Happy Fucking Birthday (I hope you had Birthday Fucking)

And while I agree that most women do care about the status of the man they hook up with… I, once again, fly the freak flag when it comes to being a woman. My former husband was 2 years younger than I was, came from a family whose socio-economic status was nothing at all to brag about and for the decade and a half I spent with him he never held a job (outside of doing some child care here and there for friends which involved him periodically getting paid enough dough to buy himself a video game but never once did I get a gift for ANY occasion unless I gave him the money to buy it. Me, bitter? No, why do you ask?) so I guess I need to get with the program and start demanding the goods!

And I think maybe there was a translation error or something somewhere because I think “cupid” should really have been “stupid”... love (biochemical reaction-wise) makes people do stupid stuff. Like say “I do”. I only wish that weren’t the voice of experience talking…

Posted by MsDarkstar on 02/15 at 01:13 PM

To think that I almost didn’t find this post until like Tuesday around 9-ish but here I am working on a Sunday because I married for love and NOT money.  Actually, it was his brain and his cock but whatever.  Had I not fucked up I wouldn’t be working on a Sunday because I wouldn’t have to because I’d be a rich lady but that would be bad because I wouldn’t have seen this post so thank Jeesus I’m stoopid and romantical and shit.

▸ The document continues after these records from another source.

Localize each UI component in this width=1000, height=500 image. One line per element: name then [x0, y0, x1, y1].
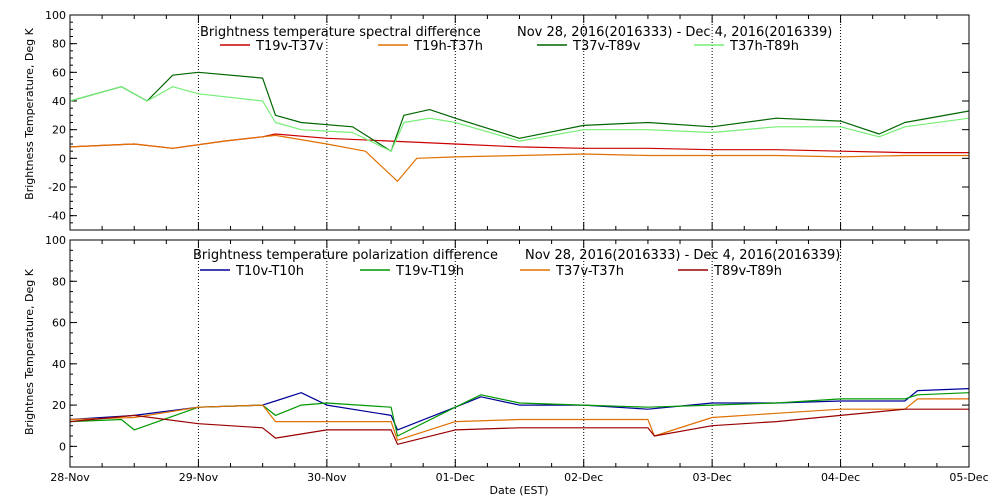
- series-line-t89v-t89h: [69, 408, 969, 445]
- y-tick-label: 0: [59, 152, 66, 165]
- x-tick-label: 02-Dec: [564, 471, 603, 484]
- y-tick-label: 0: [59, 440, 66, 453]
- legend-label: T37h-T89h: [729, 39, 799, 54]
- polarization-difference-panel: Brightness temperature polarization diff…: [23, 234, 989, 484]
- y-tick-label: 80: [52, 275, 66, 288]
- panel-title: Brightness temperature polarization diff…: [193, 248, 498, 263]
- y-tick-label: 20: [52, 124, 66, 137]
- x-axis-label: Date (EST): [489, 484, 548, 497]
- series-line-t10v-t10h: [69, 388, 970, 431]
- y-tick-label: 100: [45, 234, 66, 247]
- x-tick-label: 30-Nov: [307, 471, 347, 484]
- plot-frame: [69, 14, 970, 231]
- series-line-t37v-t37h: [69, 398, 969, 441]
- legend-label: T37v-T89v: [572, 39, 641, 54]
- legend-label: T19v-T19h: [395, 264, 464, 279]
- date-range: Nov 28, 2016(2016333) - Dec 4, 2016(2016…: [517, 25, 832, 40]
- legend-label: T19h-T37h: [413, 39, 483, 54]
- x-tick-label: 29-Nov: [179, 471, 219, 484]
- series-line-t37h-t89h: [69, 86, 970, 152]
- legend-label: T89v-T89h: [713, 264, 782, 279]
- date-range: Nov 28, 2016(2016333) - Dec 4, 2016(2016…: [525, 248, 840, 263]
- x-tick-label: 03-Dec: [693, 471, 732, 484]
- series-line-t37v-t89v: [69, 71, 970, 152]
- y-axis-label: Brightness Temperature, Deg K: [23, 27, 36, 199]
- legend-label: T37v-T37h: [555, 264, 624, 279]
- series-line-t19h-t37h: [69, 134, 969, 182]
- y-tick-label: 40: [52, 358, 66, 371]
- panel-title: Brightness temperature spectral differen…: [200, 25, 481, 40]
- y-axis-label: Brightnes Temperature, Deg K: [23, 268, 36, 435]
- x-tick-label: 05-Dec: [949, 471, 988, 484]
- y-tick-label: 100: [45, 9, 66, 22]
- y-tick-label: -40: [48, 210, 66, 223]
- y-tick-label: 20: [52, 399, 66, 412]
- spectral-difference-panel: Brightness temperature spectral differen…: [23, 9, 970, 231]
- x-tick-label: 28-Nov: [50, 471, 90, 484]
- y-tick-label: -20: [48, 181, 66, 194]
- y-tick-label: 40: [52, 95, 66, 108]
- x-tick-label: 01-Dec: [436, 471, 475, 484]
- series-line-t19v-t19h: [69, 392, 970, 437]
- x-tick-label: 04-Dec: [821, 471, 860, 484]
- y-tick-label: 60: [52, 66, 66, 79]
- y-tick-label: 60: [52, 317, 66, 330]
- legend-label: T19v-T37v: [255, 39, 324, 54]
- legend-label: T10v-T10h: [235, 264, 304, 279]
- plot-frame: [69, 239, 970, 468]
- y-tick-label: 80: [52, 38, 66, 51]
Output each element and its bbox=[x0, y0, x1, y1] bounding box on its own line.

You’ll be happy to hear that I did not get dead flowers for VD.  I got a trip to the botanical gardens where the flowers are decidedly not. dead.

I hope your birthday was lovely and that you had cake.

Posted by Crissy on 02/15 at 01:49 PM

this is good.

this is stoogepie.

we’ve got external links to references, swearing, comic strips, discussions of oral cumshots and anal creampies, hot chicks in the comic strips, roman catholic history, social conservativism, creationism, and all of it coated in a thick, gloppy layer of truth.

Posted by ken on 02/16 at 08:29 AM

Happy Birthday my sweets! And I love how you know your Catholic history. Makes me so very happy.

Posted by k8 on 02/16 at 10:25 AM

Happy birthday Stoogie!! And as always you’re right on the money on this one.

Posted by Meg on 02/16 at 05:00 PM

I have a cavity and an ear infection. How ya’ like me now?